Re: Corpora: corpus equilibrium?

John Aitchison (jaitchison@acm.org)
Fri, 10 Oct 1997 09:22:07 +0000

>
> I'm not suggesting for a moment that balancing corpora on the basis of word
> frequency in texts is the way to God's truth about language. I agree with
> the sea analogy - to the extent that, yes, it's a bucketful here, a
> bucketful there, and measuring the magnesium content tells me nothing about
> the depth to the sea bottom or what life forms are supported there. But you
> have to agree that taking odd bucketfuls from different parts of the globe
> on the basis of known facts about local conditions makes laboratory
> investigations a squidge more informative than they would be if they were
> based on what could be pumped through a direct pipeline in the Thames estuary.

I am rather interested in the sampling issues here... perhaps this is
not germane to the original problem (which I understood to be that
GIVEN that I have two or more "samples" [datasets, perhaps more
accurately] what can I reasonably do with them?) but I am curious anyway.

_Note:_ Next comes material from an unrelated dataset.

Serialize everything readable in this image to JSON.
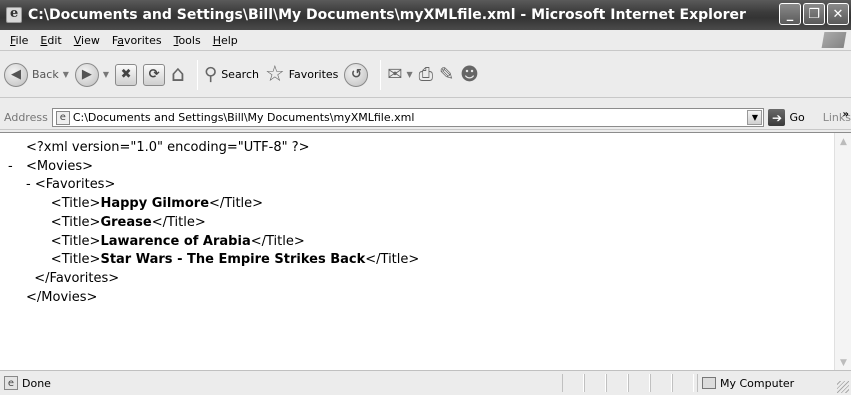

The ocean and buckets analogy is interesting. If we were to cast the
problem in a traditional sampling framework we might say that the
universe we wish to sample is "the totality of molecules in liquid
form at some defined instant in some defined container" and that we
propose to undertake a stratified multi stage clustered sample to
estimate the proportion of those molecules that are magnesium.

Corpora clearly represent clustered samples of some sort and
estimates of errors associated with estimates from those samples are
presumably subject to the usual inflation factors. But what
intrigues me more is the definition of the universe, how it is divided
into corpora, how the corpora are selected . If the universe is
defined as "all words in use in English at x time etc" then imho selecting
corpi (?sp) is not analagous (?sp) to selecting buckets from oceans ..
buckets can reasonably be treated as independent samples (of water
molecules). .. and all this presupposes that there exists some
method of selecting corpi at random from all possible corpi.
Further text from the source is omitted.